Following a regime change that was expected to be positive for South African financial markets, the iShares MSCI South Africa ETF (NYSEArca: EZA) is lower by nearly 18% year-to-date, making it one of the worst-performing single-country emerging markets ETFs.

Previously, investors expected President Cyril Ramaphosa, who replaced the controversial Jacob Zuma, to be positive for the country’s financial markets. Some analysts and market observers believe the departure of the controversial Zuma will reduce risk for South Africa’s economy and related financial assets, but that has not been the case this year.

Fitch Ratings recently affirmed a BB+ sovereign debt rating on South Africa with a stable outlook.

“South Africa’s ratings are weighed down by low trend growth, sizeable government debt and contingent liabilities and the highest inequality in the world, which raises policy risks,” said the ratings agency. “These weaknesses are balanced by a favourable government debt structure, deep local capital markets, a healthy banking sector and strong institutions. The affirmation and Stable Outlook takes into consideration signs of recovering governance standards and the prospect of a mild cyclical recovery but also indications that financial challenges at key state-owned enterprises (SOEs) remain substantial and the fact that government debt has yet to stabilise.”

Discouraging Data for South Africa

Although Ramaphosa is still viewed as a better alternative to the departed Zuma, the new president has some tough economic data points to deal with.

“The continued exceptionally high inequality and high unemployment (27.5% at end-2017) could raise long-term pressures for measures that might harm fiscal sustainability or growth prospects,” according to Fitch. “However, despite serious challenges over the last years, South Africa’s institutions, including the judiciary, SARB and the National Treasury, have shown significant resilience.”

Earlier this year, S&P applied a stable rating to South Africa, not a negative rating, although that ratings agency has a junk rating on the country. Additionally, the country is expected to post solid GDP growth this year.

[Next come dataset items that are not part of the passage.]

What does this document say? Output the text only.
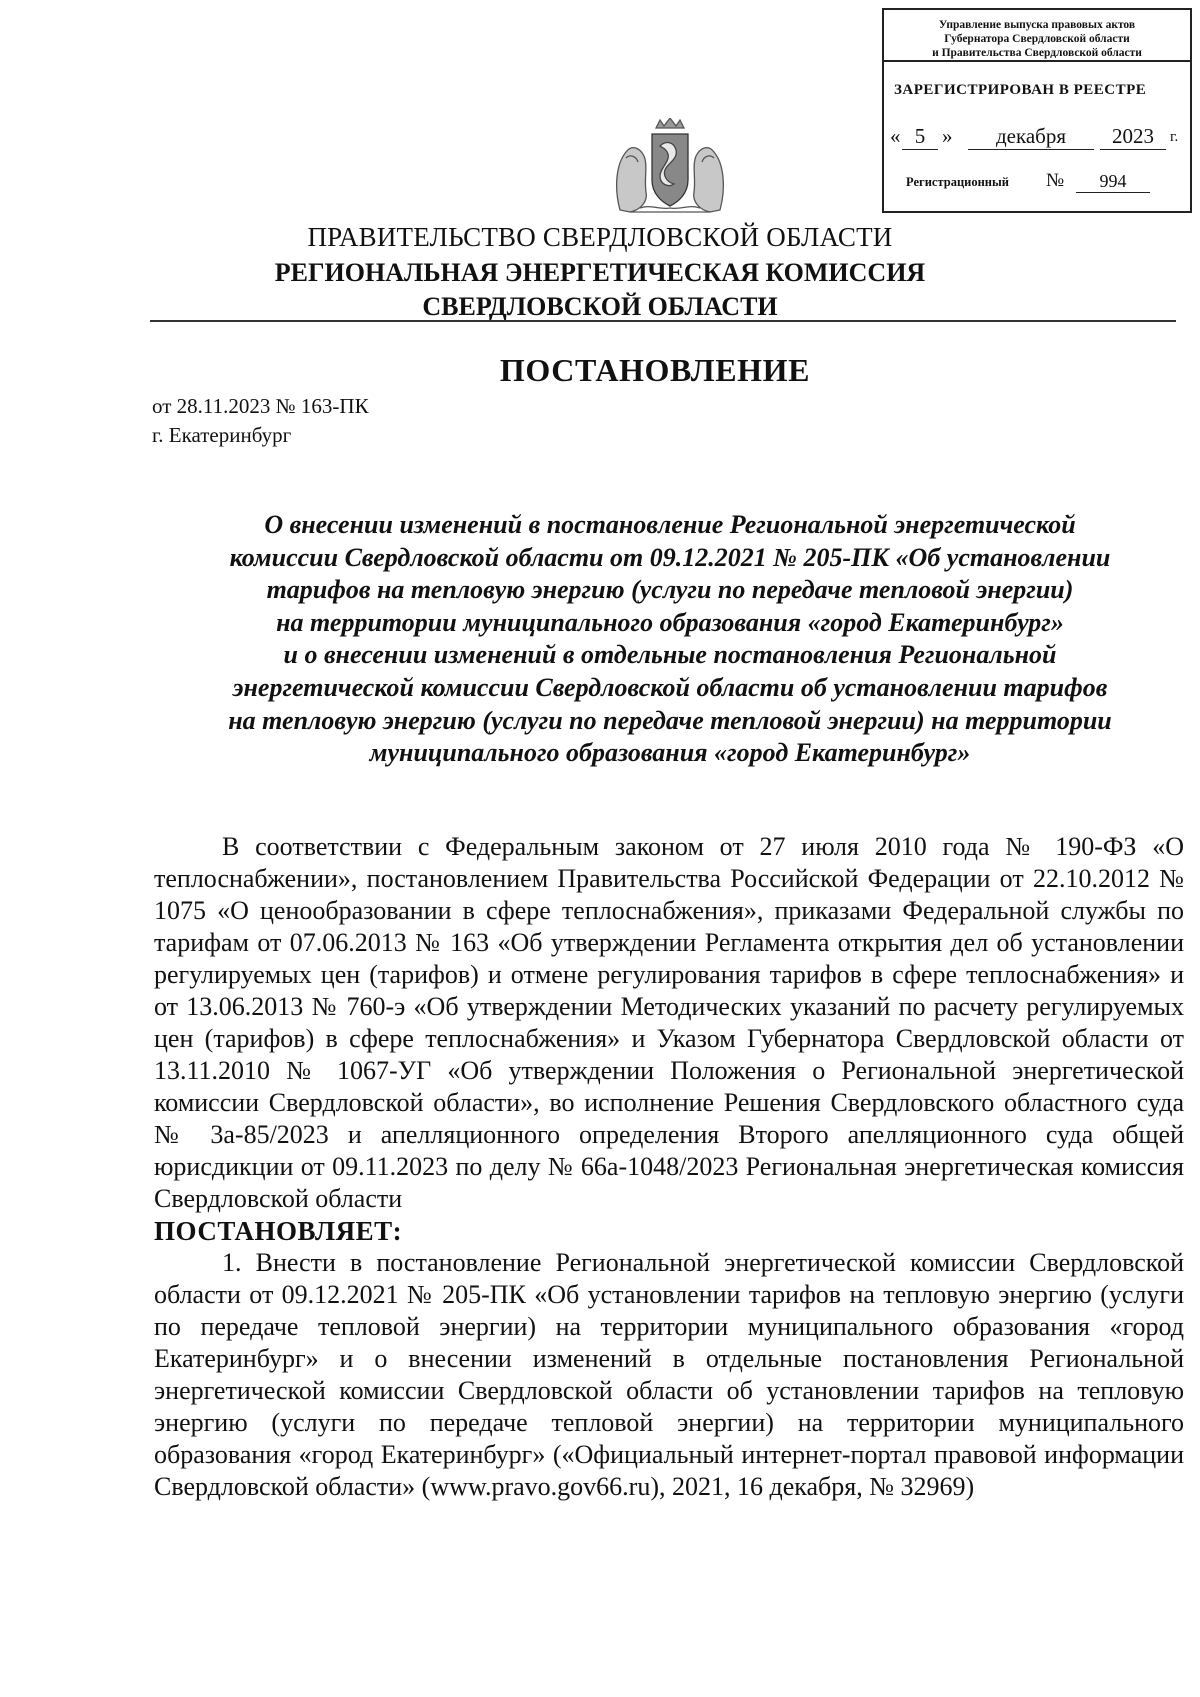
Управление выпуска правовых актов
Губернатора Свердловской области
и Правительства Свердловской области
ЗАРЕГИСТРИРОВАН В РЕЕСТРЕ
« 5 »	декабря	2023	г.
Регистрационный №	994
ПРАВИТЕЛЬСТВО СВЕРДЛОВСКОЙ ОБЛАСТИ
РЕГИОНАЛЬНАЯ ЭНЕРГЕТИЧЕСКАЯ КОМИССИЯ
СВЕРДЛОВСКОЙ ОБЛАСТИ
ПОСТАНОВЛЕНИЕ
от 28.11.2023 № 163-ПК
г. Екатеринбург
О внесении изменений в постановление Региональной энергетической
комиссии Свердловской области от 09.12.2021 № 205-ПК «Об установлении
тарифов на тепловую энергию (услуги по передаче тепловой энергии)
на территории муниципального образования «город Екатеринбург»
и о внесении изменений в отдельные постановления Региональной
энергетической комиссии Свердловской области об установлении тарифов
на тепловую энергию (услуги по передаче тепловой энергии) на территории
муниципального образования «город Екатеринбург»

В соответствии с Федеральным законом от 27 июля 2010 года № 190-ФЗ «О теплоснабжении», постановлением Правительства Российской Федерации от 22.10.2012 № 1075 «О ценообразовании в сфере теплоснабжения», приказами Федеральной службы по тарифам от 07.06.2013 № 163 «Об утверждении Регламента открытия дел об установлении регулируемых цен (тарифов) и отмене регулирования тарифов в сфере теплоснабжения» и от 13.06.2013 № 760-э «Об утверждении Методических указаний по расчету регулируемых цен (тарифов) в сфере теплоснабжения» и Указом Губернатора Свердловской области от 13.11.2010 № 1067-УГ «Об утверждении Положения о Региональной энергетической комиссии Свердловской области», во исполнение Решения Свердловского областного суда № 3а-85/2023 и апелляционного определения Второго апелляционного суда общей юрисдикции от 09.11.2023 по делу № 66а-1048/2023 Региональная энергетическая комиссия Свердловской области

ПОСТАНОВЛЯЕТ:

1. Внести в постановление Региональной энергетической комиссии Свердловской области от 09.12.2021 № 205-ПК «Об установлении тарифов на тепловую энергию (услуги по передаче тепловой энергии) на территории муниципального образования «город Екатеринбург» и о внесении изменений в отдельные постановления Региональной энергетической комиссии Свердловской области об установлении тарифов на тепловую энергию (услуги по передаче тепловой энергии) на территории муниципального образования «город Екатеринбург» («Официальный интернет-портал правовой информации Свердловской области» (www.pravo.gov66.ru), 2021, 16 декабря, № 32969)
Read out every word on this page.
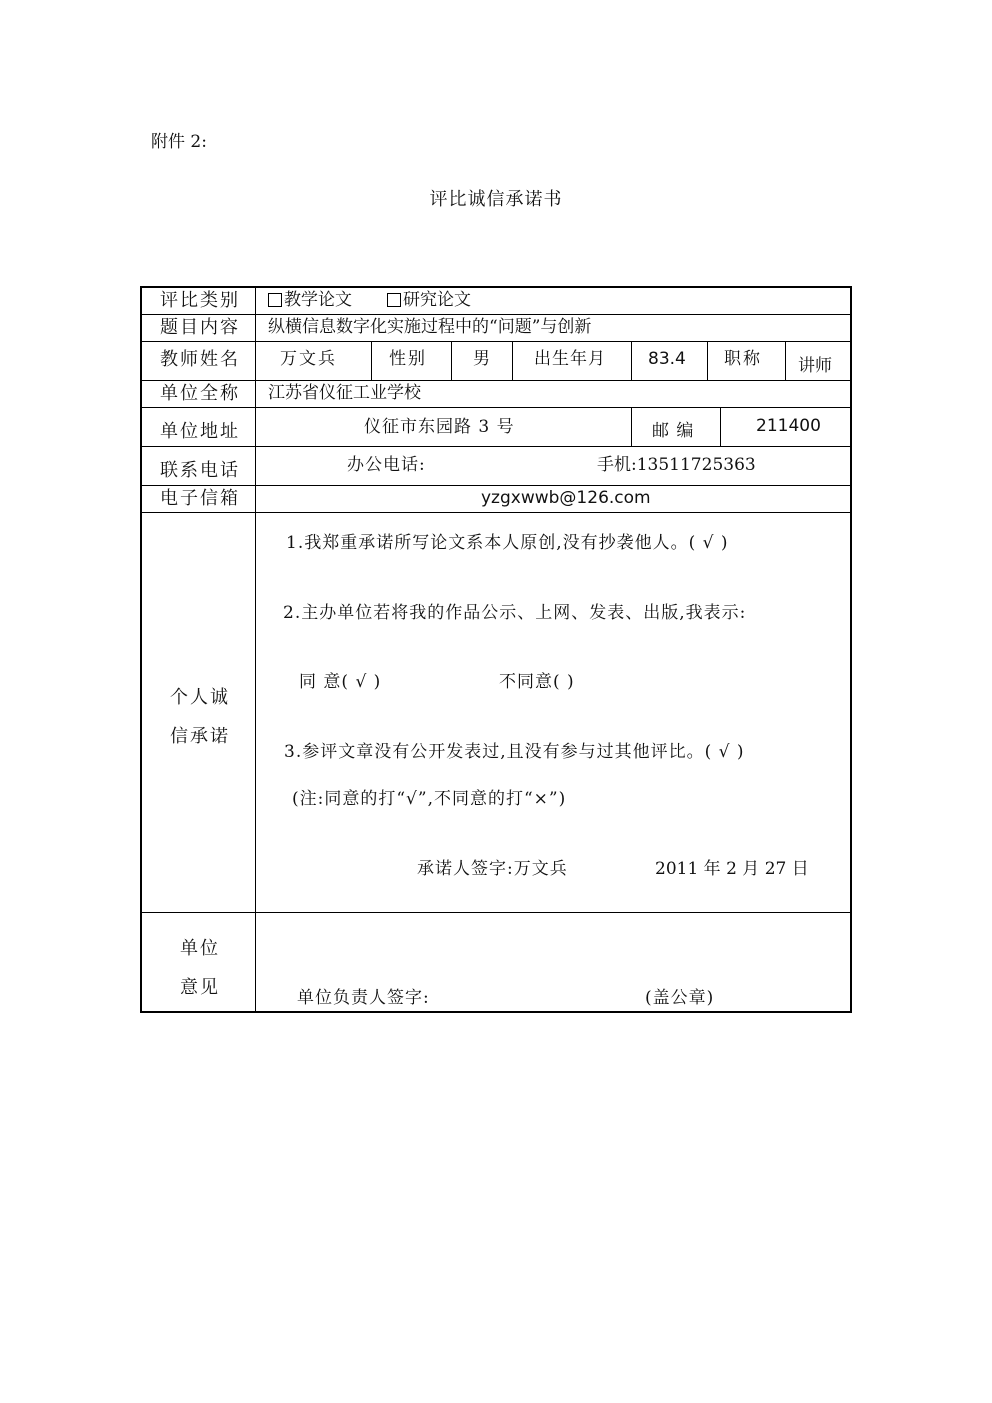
附件 2:
评比诚信承诺书
评比类别	教学论文	研究论文
题目内容 纵横信息数字化实施过程中的“问题”与创新
教师姓名 万文兵	性别	男	出生年月 83.4 职称 讲师
单位全称 江苏省仪征工业学校
单位地址	仪征市东园路 3 号	邮 编	211400
联系电话	办公电话:	手机:13511725363
电子信箱	yzgxwwb@126.com
个人诚
信承诺
1.我郑重承诺所写论文系本人原创,没有抄袭他人。( √ )
2.主办单位若将我的作品公示、上网、发表、出版,我表示:
同 意( √ )	不同意( )
3.参评文章没有公开发表过,且没有参与过其他评比。( √ )
(注:同意的打“√”,不同意的打“×”)
承诺人签字:万文兵	2011 年 2 月 27 日
单位
意见	单位负责人签字:	(盖公章)
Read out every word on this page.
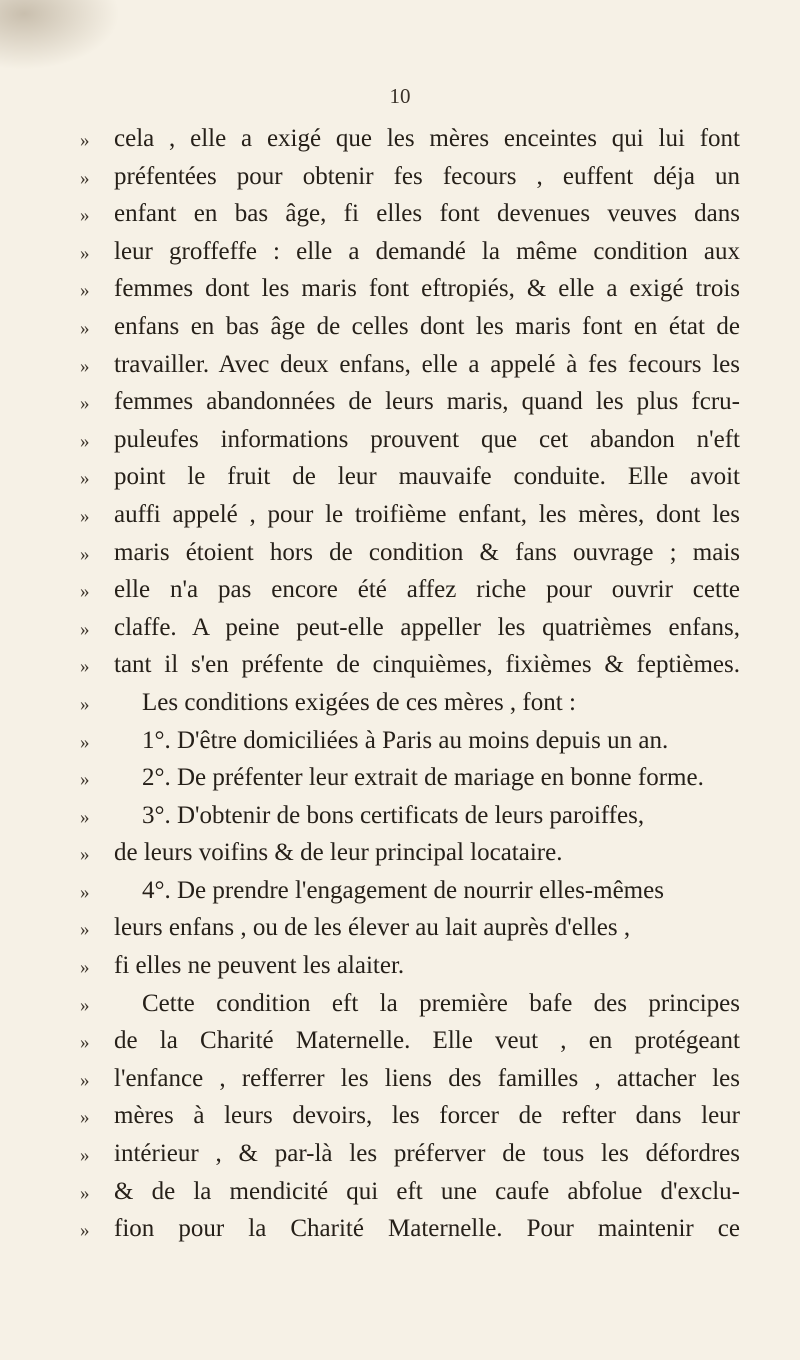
10
» cela , elle a exigé que les mères enceintes qui lui font
» préfentées pour obtenir fes fecours , euffent déja un
» enfant en bas âge, fi elles font devenues veuves dans
» leur groffeffe : elle a demandé la même condition aux
» femmes dont les maris font eftropiés, & elle a exigé trois
» enfans en bas âge de celles dont les maris font en état de
» travailler. Avec deux enfans, elle a appelé à fes fecours les
» femmes abandonnées de leurs maris, quand les plus fcru-
» puleufes informations prouvent que cet abandon n'eft
» point le fruit de leur mauvaife conduite. Elle avoit
» auffi appelé , pour le troifième enfant, les mères, dont les
» maris étoient hors de condition & fans ouvrage ; mais
» elle n'a pas encore été affez riche pour ouvrir cette
» claffe. A peine peut-elle appeller les quatrièmes enfans,
» tant il s'en préfente de cinquièmes, fixièmes & feptièmes.
»	Les conditions exigées de ces mères , font :
»	1°. D'être domiciliées à Paris au moins depuis un an.
»	2°. De préfenter leur extrait de mariage en bonne forme.
»	3°. D'obtenir de bons certificats de leurs paroiffes,
» de leurs voifins & de leur principal locataire.
»	4°. De prendre l'engagement de nourrir elles-mêmes
» leurs enfans , ou de les élever au lait auprès d'elles ,
» fi elles ne peuvent les alaiter.
»	Cette condition eft la première bafe des principes
» de la Charité Maternelle. Elle veut , en protégeant
» l'enfance , refferrer les liens des familles , attacher les
» mères à leurs devoirs, les forcer de refter dans leur
» intérieur , & par-là les préferver de tous les défordres
» & de la mendicité qui eft une caufe abfolue d'exclu-
» fion pour la Charité Maternelle. Pour maintenir ce
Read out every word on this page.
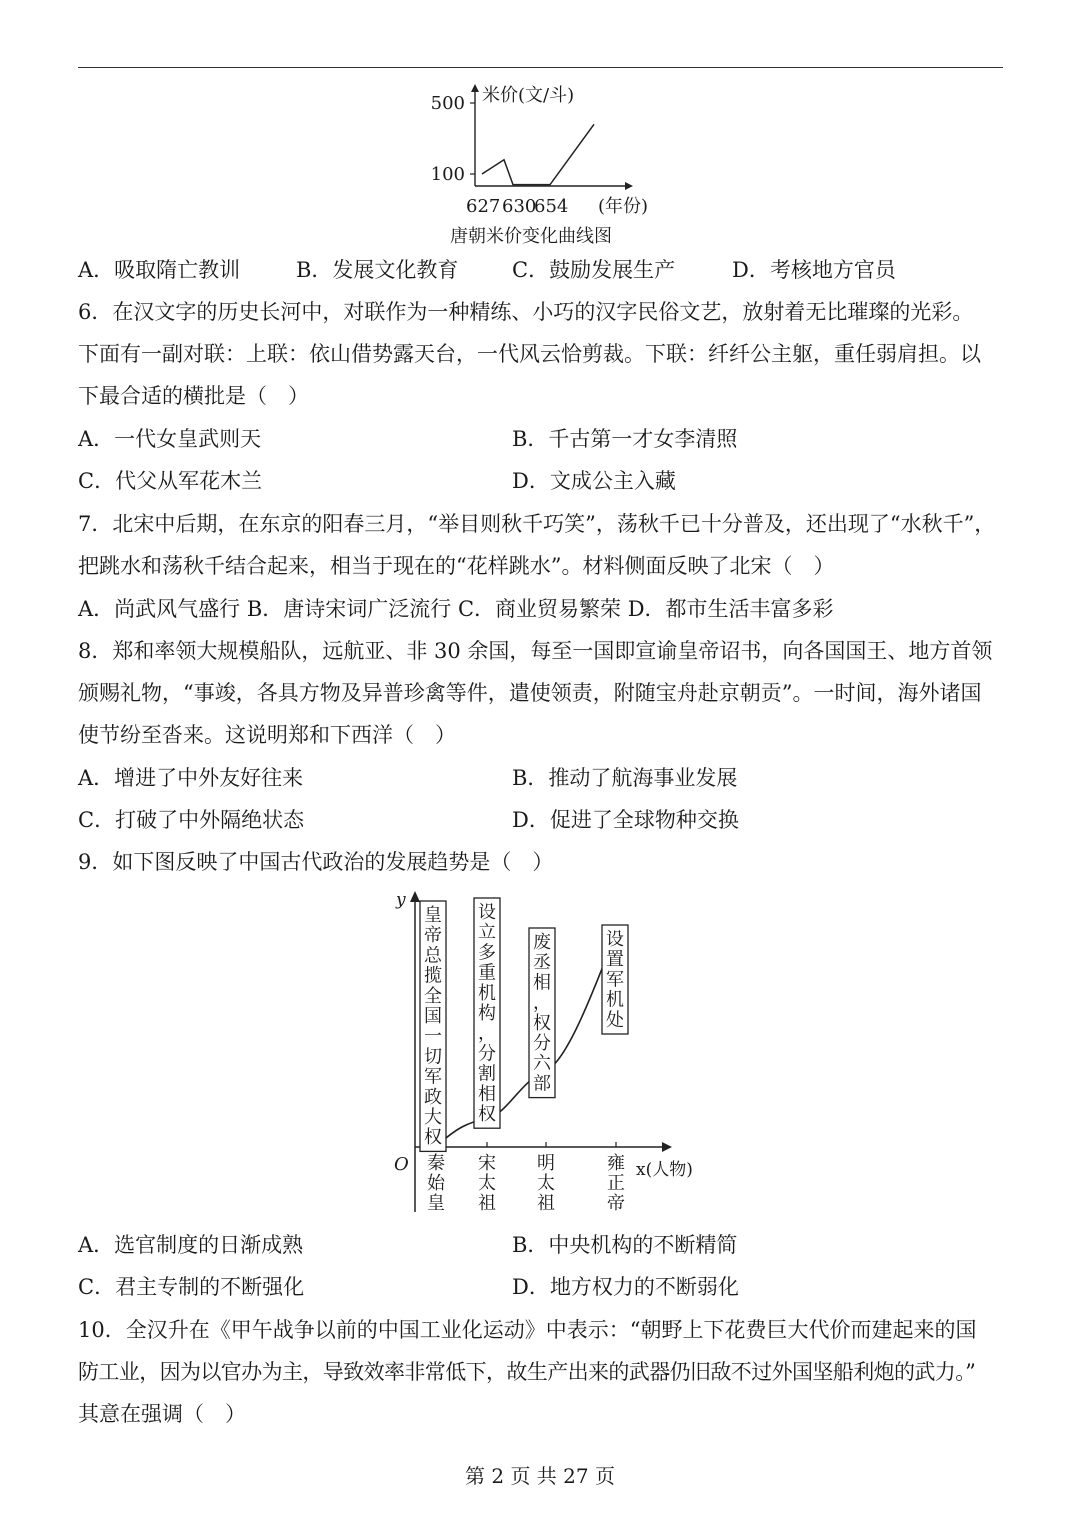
米价(文/斗)
(年份)
100
500
627 630
654
唐朝米价变化曲线图
A．吸取隋亡教训	B．发展文化教育	C．鼓励发展生产	D．考核地方官员
6．在汉文字的历史长河中，对联作为一种精练、小巧的汉字民俗文艺，放射着无比璀璨的光彩。
下面有一副对联：上联：依山借势露天台，一代风云恰剪裁。下联：纤纤公主躯，重任弱肩担。以
下最合适的横批是（　）
A．一代女皇武则天	B．千古第一才女李清照
C．代父从军花木兰	D．文成公主入藏
7．北宋中后期，在东京的阳春三月，“举目则秋千巧笑”，荡秋千已十分普及，还出现了“水秋千”，
把跳水和荡秋千结合起来，相当于现在的“花样跳水”。材料侧面反映了北宋（　）
A．尚武风气盛行 B．唐诗宋词广泛流行 C．商业贸易繁荣 D．都市生活丰富多彩
8．郑和率领大规模船队，远航亚、非 30 余国，每至一国即宣谕皇帝诏书，向各国国王、地方首领
颁赐礼物，“事竣，各具方物及异普珍禽等件，遣使领责，附随宝舟赴京朝贡”。一时间，海外诸国
使节纷至沓来。这说明郑和下西洋（　）
A．增进了中外友好往来	B．推动了航海事业发展
C．打破了中外隔绝状态	D．促进了全球物种交换
9．如下图反映了中国古代政治的发展趋势是（　）
y
O	x(人物)
秦始皇
宋太祖
明太祖
雍正帝
皇帝总揽全国一切军政大权
设立多重机构，分割相权
废丞相，权分六部
设置军机处
A．选官制度的日渐成熟	B．中央机构的不断精简
C．君主专制的不断强化	D．地方权力的不断弱化
10．全汉升在《甲午战争以前的中国工业化运动》中表示：“朝野上下花费巨大代价而建起来的国
防工业，因为以官办为主，导致效率非常低下，故生产出来的武器仍旧敌不过外国坚船利炮的武力。”
其意在强调（　）
第 2 页 共 27 页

“The current account deficit narrowed to 2.5% of GDP in 2017 but Fitch expects it to widen moderately, to 3.6% of GDP in 2019, on the back of stronger domestic demand. South Africa will be exposed to a tightening in global financing conditions given that more than 40% of domestic bonds are held by non-residents and that the current account deficit is mainly financed by portfolio inflows,” according to Fitch.